Antalya kıyılarında yürütülen su altı arkeolojisi yüzey araştırmalarında milattan önce 7. yüzyıl ile milattan sonra 12. yüzyıl aralığına tarihlenerek envantere kaydedilen gemi batığı sayısı 365'e yükseldi.
Abone olKumluca Orta Tunç Çağı Batığı Kazı Başkanı Doç. Dr. Hakan Öniz ve ekibi, su altı kazı çalışmalarının yanı sıra Kültür ve Turizm Bakanlığının izinleriyle Antalya ve Mersin kıyılarında su altı arkeolojisi yüzey araştırmaları da gerçekleştirdi.

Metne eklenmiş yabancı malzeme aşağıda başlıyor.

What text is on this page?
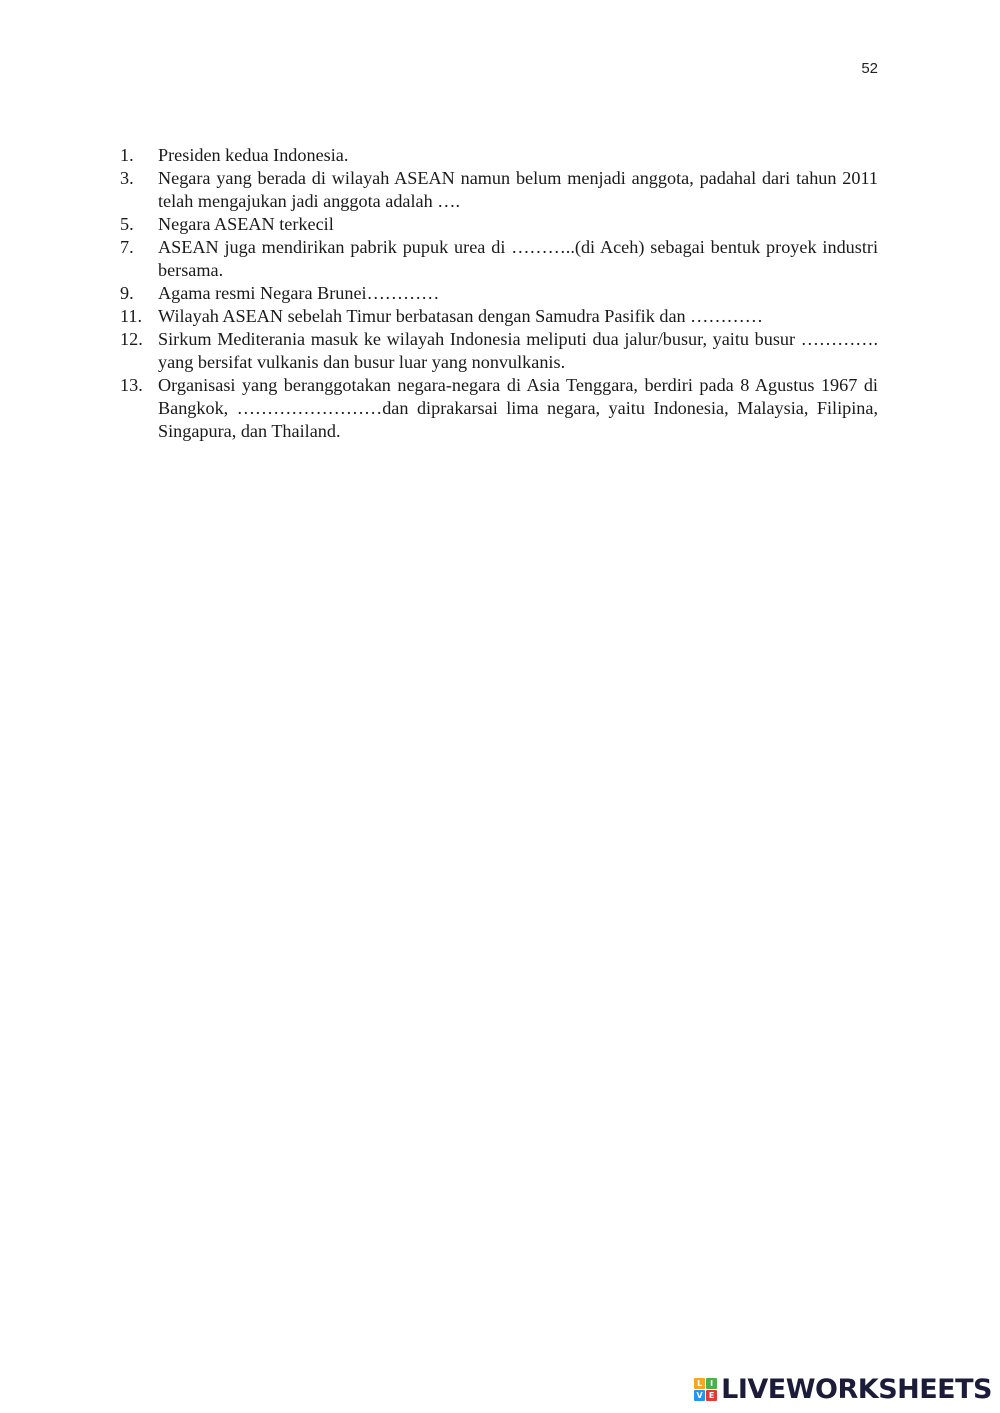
52
1.	Presiden kedua Indonesia.
3.	Negara yang berada di wilayah ASEAN namun belum menjadi anggota, padahal dari tahun 2011 telah mengajukan jadi anggota adalah ….
5.	Negara ASEAN terkecil
7.	ASEAN juga mendirikan pabrik pupuk urea di ………..(di Aceh) sebagai bentuk proyek industri bersama.
9.	Agama resmi Negara Brunei…………
11. Wilayah ASEAN sebelah Timur berbatasan dengan Samudra Pasifik dan …………
12. Sirkum Mediterania masuk ke wilayah Indonesia meliputi dua jalur/busur, yaitu busur …………. yang bersifat vulkanis dan busur luar yang nonvulkanis.
13. Organisasi yang beranggotakan negara-negara di Asia Tenggara, berdiri pada 8 Agustus 1967 di Bangkok, ……………………dan diprakarsai lima negara, yaitu Indonesia, Malaysia, Filipina, Singapura, dan Thailand.
L I
V E LIVEWORKSHEETS
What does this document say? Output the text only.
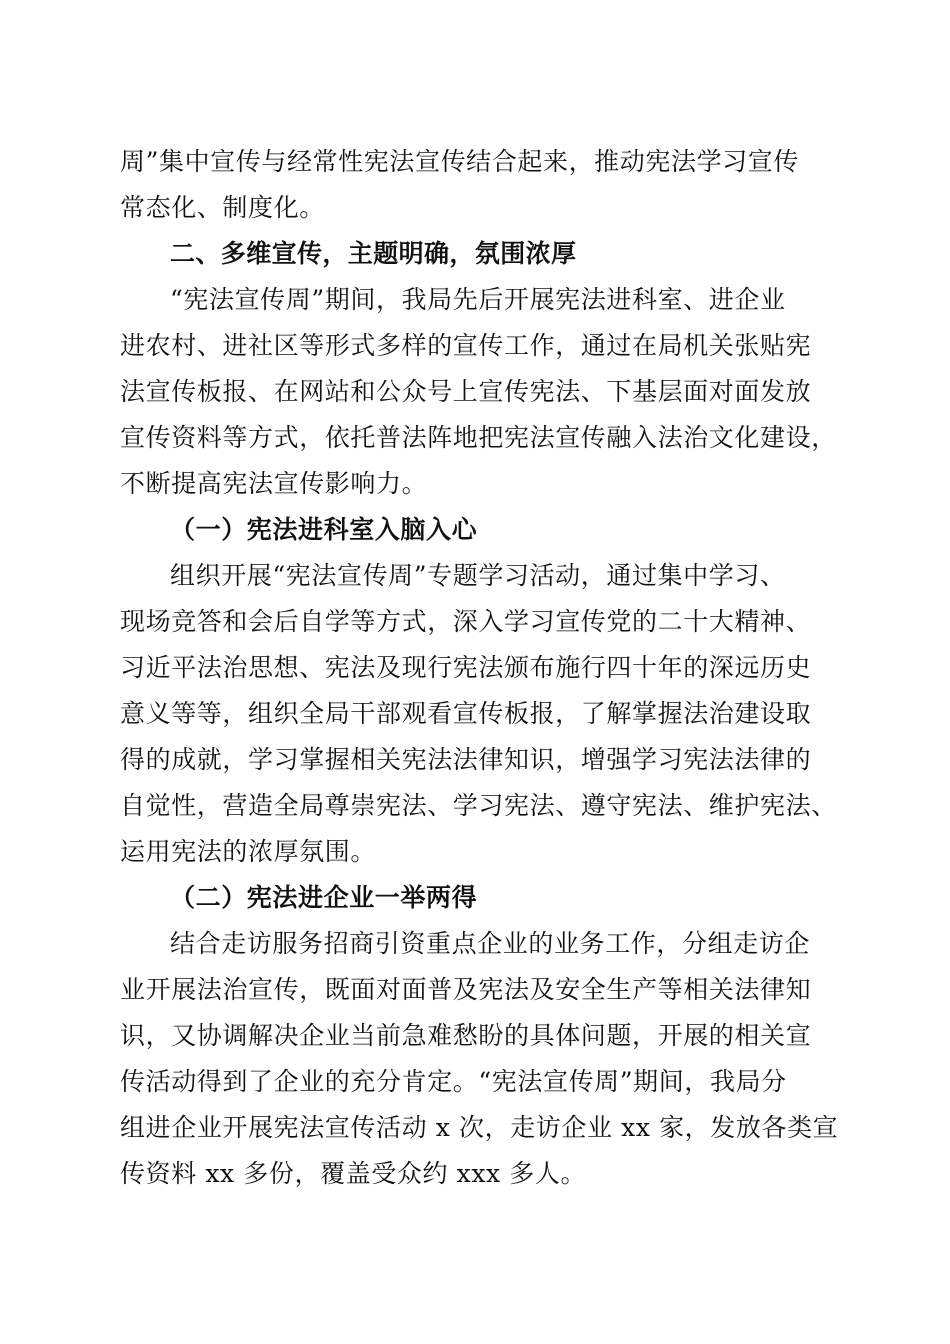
周”集中宣传与经常性宪法宣传结合起来，推动宪法学习宣传
常态化、制度化。
二、多维宣传，主题明确，氛围浓厚
“宪法宣传周”期间，我局先后开展宪法进科室、进企业
进农村、进社区等形式多样的宣传工作，通过在局机关张贴宪
法宣传板报、在网站和公众号上宣传宪法、下基层面对面发放
宣传资料等方式，依托普法阵地把宪法宣传融入法治文化建设，
不断提高宪法宣传影响力。
（一）宪法进科室入脑入心
组织开展“宪法宣传周”专题学习活动，通过集中学习、
现场竞答和会后自学等方式，深入学习宣传党的二十大精神、
习近平法治思想、宪法及现行宪法颁布施行四十年的深远历史
意义等等，组织全局干部观看宣传板报，了解掌握法治建设取
得的成就，学习掌握相关宪法法律知识，增强学习宪法法律的
自觉性，营造全局尊崇宪法、学习宪法、遵守宪法、维护宪法、
运用宪法的浓厚氛围。
（二）宪法进企业一举两得
结合走访服务招商引资重点企业的业务工作，分组走访企
业开展法治宣传，既面对面普及宪法及安全生产等相关法律知
识，又协调解决企业当前急难愁盼的具体问题，开展的相关宣
传活动得到了企业的充分肯定。“宪法宣传周”期间，我局分
组进企业开展宪法宣传活动 x 次，走访企业 xx 家，发放各类宣
传资料 xx 多份，覆盖受众约 xxx 多人。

İleri teknoloji sonar cihazları ve robotların yardımıyla zorlu şartlarda gerçekleştirilen çalışmayla Antalya kıyılarında 15 yeni gemi batığı keşfedildi. Dünyanın "bilinen en eski batığı" olarak nitelenen Kumluca Orta Tunç Çağı Batığı'ndaki kazıların yanı sıra amforalar yüklü yeni gemi batıklarına ulaşılması heyecan yarattı. Bu keşiflerle 12 yılda bölgede ulaşılarak envantere kaydedilen gemi batığı sayısı 365 oldu.
Aynı zamanda Akdeniz Üniversitesi Akdeniz Uygarlıkları Araştırma Enstitüsü Akdeniz Sualtı Kültür Mirası Anabilim Dalı Başkanı da olan Öniz, AA muhabirine, bu yıl 45 gün süren su altı arkeolojisi yüzey araştırmalarında önemli batıklara ulaştıklarını söyledi.
Araştırmalarda ileri teknolojiyi kullandıklarını ifade eden Öniz, "Dünyanın en modern arkeoloji gemilerinden biriyle çalışma yürüttük. İleri seviye sonar cihazlarıyla su altı robotlarıyla çalıştık. Dalgıçlar olarak aletli dalış teknolojisiyle çalışma yaparak önemli sonuçlara ulaştık. " dedi.
UPL Ziraat firmasının destekleriyle çalışmaları yürüttüklerini aktaran Öniz, milattan önce 7. yüzyıl ile milattan sonra 12. yüzyıl zaman aralığına ait 15 arkeoloji gemi batığını bu sene milli envanterine kazandırmış olduklarını dile getirdi.
Her batığın üç boyutlu modellemesi yapılıyor
Hakan Öniz, bir batığın kazısının bazen 10 yıl sürdüğünü, arkeologlar için en eski batığın önemli olduğunu ifade etti.
Her batığın üç boyutlu modellemelerini yaptıklarını aktaran Öniz, "Bazı batıklarda gemiler kıyıya çarparak 5 metrede batmış bazıları 45-50 metre derinliklerde. Kıyıya çarpan gemiler bazen 2 bin yıl boyunca fırtınaya maruz kalıyor. Geminin kargosu, ahşabı dağılıyor. Çok derinlerdeki batıkları fırtına etkilemediğinden geminin boyutları ve kargosu hakkında fikir sahibi olabiliyoruz." diye konuştu.
Öniz, batıkları dalga, fırtına ve deniz canlılarının olumsuz etkilediğine dikkati çekerek, "Karayip Korsanları filmindeki gibi gemi bulmamız mümkün olmuyor." ifadesini kullandı.
Su altında yürütülen çalışmaların zorluğuna değinen Öniz, sözlerini şöyle tamamladı:
"Bulduğumuz her batık büyük heyecan yaratıyor. Her batık tarihi açından kendi döneminin zaman kapsülü. Örneğin milattan sonra 12. yüzyıla tarihlenen bir batığın kazısını yapıyorsak 12. yüzyılda bulunmuş sikkeleri, o dönemin gemi teknolojisini, deniz ticaretini, amforalara ait türlü bilgiye o batıkta ulaşabiliyoruz. Milattan önce 7. yüzyıl batığıysa, örneğin Kıbrıs'tan amforalar taşıyan bu gemi Demre kıyılarında batmışsa, Kıbrıs'ta yetiştirilen zeytinyağı, şarap veya balık sosu gibi malzemeleri Demre kıyılarındaki bir antik kente veya daha batıda bir yere taşıdığını düşünürüz."